La abadesa levantó una mano. Un hombre delgado de piel morena, expresión altiva y nariz aguileña se levantó de su asiento.

– Agilbert es franco -susurró Taran-, aunque estudió durante años en Irlanda.

– Hace mucho tiempo -empezó a decir Agilbert con voz vacilante y en un sajón tan cerrado que Fidelma se vio obligada a pedir a Taran que hiciese de intérprete-, Cenwealh de Wessex me invitó a convertirme en obispo de su reino. Ocupé dicho puesto durante diez años, pero Cenwealh no estaba contento con mi labor, pues, según él, yo no hablaba bien su dialecto sajón. Así que nombró a Wine para que me sucediese, y yo abandoné la tierra de los sajones occidentales. Ahora se me pide que defienda las prácticas de Roma, pero si mi manera de hablar no es digna de Cenwealh y los sajones occidentales, me temo que tampoco lo es de este lugar. Es por eso por lo que mi pupilo Wilfrid de Ripon se encargará del alegato inicial en favor de la Iglesia de Roma.

Fidelma frunció el ceño.

– El franco parece algo susceptible.

– Tengo entendido que regresa al reino franco porque les ha tomado antipatía a todos los sajones.

Entonces se levantó un hombre más joven, bajito y corpulento, de rostro rubicundo y ademán brusco y agresivo.

– Yo, Wilfrid de Ripon, estoy listo para exponer mi argumentación preliminar.

Hilda inclinó la cabeza en señal de agradecimiento.

– Y del lado de Iona, ¿está lista la abadesa Étain de Kildare para pronunciar su discurso de apertura?

La abadesa se había vuelto hacia los bancos ocupados por los partidarios de la Iglesia de Iona.

No hubo respuesta alguna.

Fidelma estiró el cuello hacia delante y reparó por primera vez en que aún no había visto a Étain en el sacrarium. El murmullo que se había empezado a oír en la sala se convirtió casi en un bramido. Entonces se elevó potente la voz de la madre Abbe:

– Parece que la abadesa de Kildare no se halla presente.

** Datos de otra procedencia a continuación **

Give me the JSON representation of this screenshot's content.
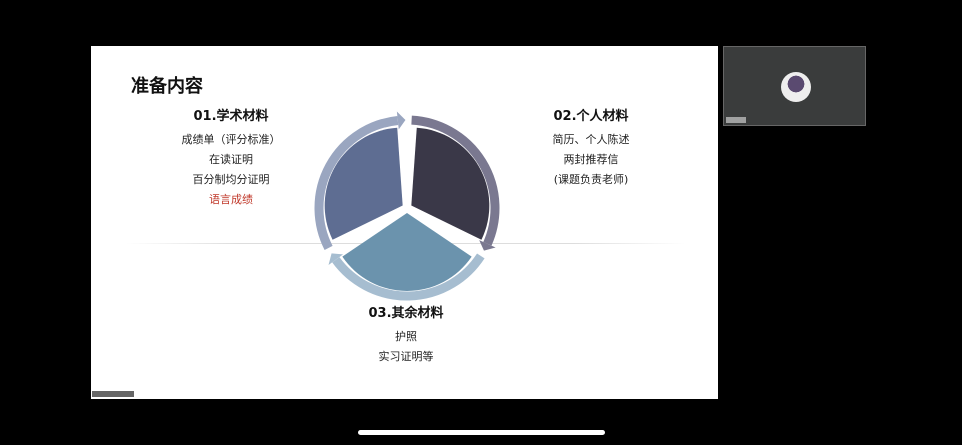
{
  "slide": {
    "title": "准备内容",
    "sections": [
      {
        "heading": "01.学术材料",
        "items": [
          "成绩单（评分标准）",
          "在读证明",
          "百分制均分证明",
          "语言成绩"
        ],
        "highlight_item": "语言成绩"
      },
      {
        "heading": "02.个人材料",
        "items": [
          "简历、个人陈述",
          "两封推荐信",
          "(课题负责老师)"
        ]
      },
      {
        "heading": "03.其余材料",
        "items": [
          "护照",
          "实习证明等"
        ]
      }
    ],
    "colors": {
      "segment_1": "#5e6d92",
      "segment_2": "#3a3848",
      "segment_3": "#6b93ad",
      "highlight": "#c0392b"
    }
  }
}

En ese momento se produjo un gran revuelo en torno a una de las puertas del sacrarium, donde Fidelma pudo distinguir la figura de uno de los hermanos, de pie en el umbral, pálido y jadeante.

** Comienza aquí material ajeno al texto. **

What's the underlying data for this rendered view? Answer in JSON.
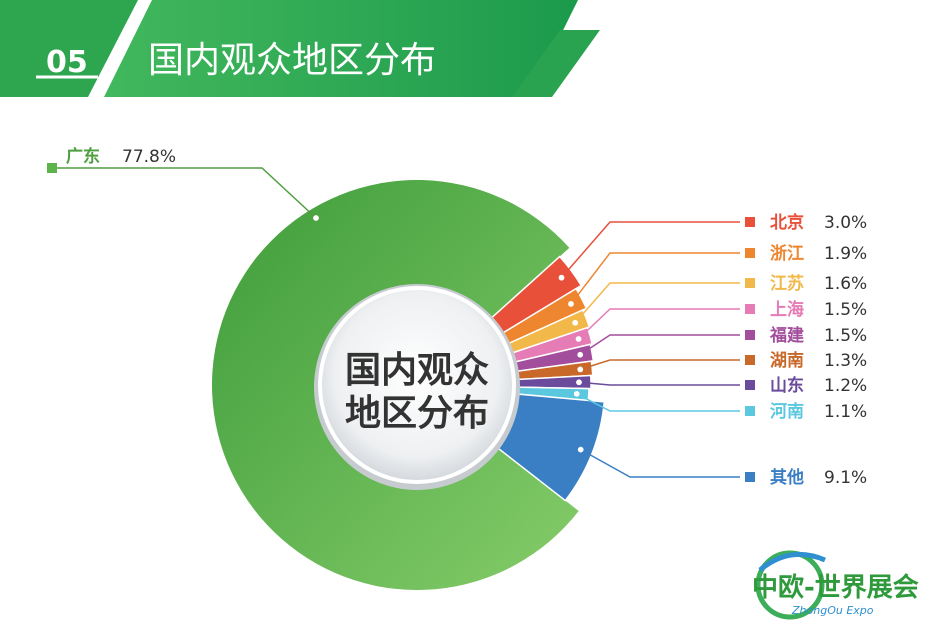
{
  "header": {
    "number": "05",
    "title": "国内观众地区分布"
  },
  "logo": {
    "name": "中欧-世界展会",
    "subtitle": "ZhongOu Expo"
  },
  "chart_data": {
    "type": "pie",
    "title": "",
    "center_label_lines": [
      "国内观众",
      "地区分布"
    ],
    "slices": [
      {
        "name": "广东",
        "value": 77.8,
        "label": "77.8%",
        "color": "#5bb34a"
      },
      {
        "name": "北京",
        "value": 3.0,
        "label": "3.0%",
        "color": "#e8503a"
      },
      {
        "name": "浙江",
        "value": 1.9,
        "label": "1.9%",
        "color": "#ee8630"
      },
      {
        "name": "江苏",
        "value": 1.6,
        "label": "1.6%",
        "color": "#f2b94a"
      },
      {
        "name": "上海",
        "value": 1.5,
        "label": "1.5%",
        "color": "#e57cb6"
      },
      {
        "name": "福建",
        "value": 1.5,
        "label": "1.5%",
        "color": "#a24e9c"
      },
      {
        "name": "湖南",
        "value": 1.3,
        "label": "1.3%",
        "color": "#c8692a"
      },
      {
        "name": "山东",
        "value": 1.2,
        "label": "1.2%",
        "color": "#6a4b9c"
      },
      {
        "name": "河南",
        "value": 1.1,
        "label": "1.1%",
        "color": "#5bc8e0"
      },
      {
        "name": "其他",
        "value": 9.1,
        "label": "9.1%",
        "color": "#3a7fc4"
      }
    ],
    "colors": {
      "banner_dark": "#1f9a4e",
      "banner_light": "#5cc06e",
      "leader_green": "#4f9e40"
    }
  }
}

– ¡Una catástrofe! -exclamó con un alarido-. ¡Oh hermanos, una catástrofe!

La abadesa Hilda dirigió al monje una mirada cargada de cólera.

– ¡Hermano Agatho, os estáis excediendo!

El aludido corrió hacia ella. A pesar de la distancia que la separaba de él, Fidelma pudo ver el pánico dibujado en su rostro.

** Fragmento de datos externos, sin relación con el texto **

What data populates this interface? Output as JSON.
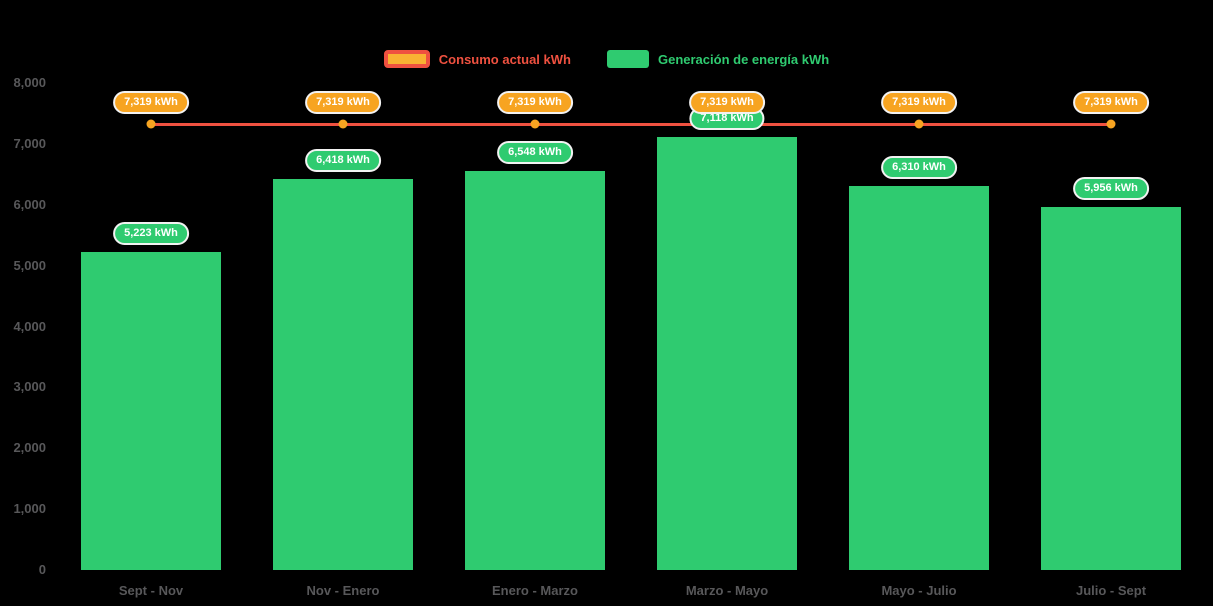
{
  "colors": {
    "background": "#000000",
    "bar": "#2fcb70",
    "line": "#ef5140",
    "marker": "#f7a421",
    "consumption_badge": "#f7a421",
    "generation_badge": "#2fcb70",
    "axis_text": "#58585a",
    "legend_consumption_text": "#ef5140",
    "legend_generation_text": "#2fcb70",
    "consumption_swatch_fill": "#f9b233",
    "consumption_swatch_border": "#ef5140",
    "badge_border": "#f2f2f2"
  },
  "legend": {
    "consumption_label": "Consumo actual kWh",
    "generation_label": "Generación de energía kWh"
  },
  "chart_data": {
    "type": "bar",
    "title": "",
    "xlabel": "",
    "ylabel": "",
    "categories": [
      "Sept - Nov",
      "Nov - Enero",
      "Enero - Marzo",
      "Marzo - Mayo",
      "Mayo - Julio",
      "Julio - Sept"
    ],
    "series": [
      {
        "name": "Generación de energía kWh",
        "type": "bar",
        "color": "#2fcb70",
        "values": [
          5223,
          6418,
          6548,
          7118,
          6310,
          5956
        ],
        "labels": [
          "5,223 kWh",
          "6,418 kWh",
          "6,548 kWh",
          "7,118 kWh",
          "6,310 kWh",
          "5,956 kWh"
        ]
      },
      {
        "name": "Consumo actual kWh",
        "type": "line",
        "color": "#ef5140",
        "marker_color": "#f7a421",
        "values": [
          7319,
          7319,
          7319,
          7319,
          7319,
          7319
        ],
        "labels": [
          "7,319 kWh",
          "7,319 kWh",
          "7,319 kWh",
          "7,319 kWh",
          "7,319 kWh",
          "7,319 kWh"
        ]
      }
    ],
    "ylim": [
      0,
      8000
    ],
    "yticks": [
      0,
      1000,
      2000,
      3000,
      4000,
      5000,
      6000,
      7000,
      8000
    ],
    "ytick_labels": [
      "0",
      "1,000",
      "2,000",
      "3,000",
      "4,000",
      "5,000",
      "6,000",
      "7,000",
      "8,000"
    ],
    "grid": false,
    "legend_position": "top"
  }
}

– ¡Yo no! ¡Acercaos al ventanal y mirad al sol! La mano de Dios lo está borrando del cielo… y el cielo se está oscureciendo. Domine, dirige nos! Se trata, evidentemente, de un mal augurio sobre esta asamblea.

Taran tradujo apresuradamente el discurso a Fidelma, incapaz de entender las atropelladas palabras del sajón.

El sacrarium fue presa de una gran agitación, y muchos de los reunidos corrieron a mirar por los ventanales. De ellos, fue el austero Agilbert el que se volvió hacia los que habían permanecido sentados:

– Es tal como lo ha descrito el hermano Agatho: el sol ha desaparecido del cielo. Un mal presagio recae sobre este proceso.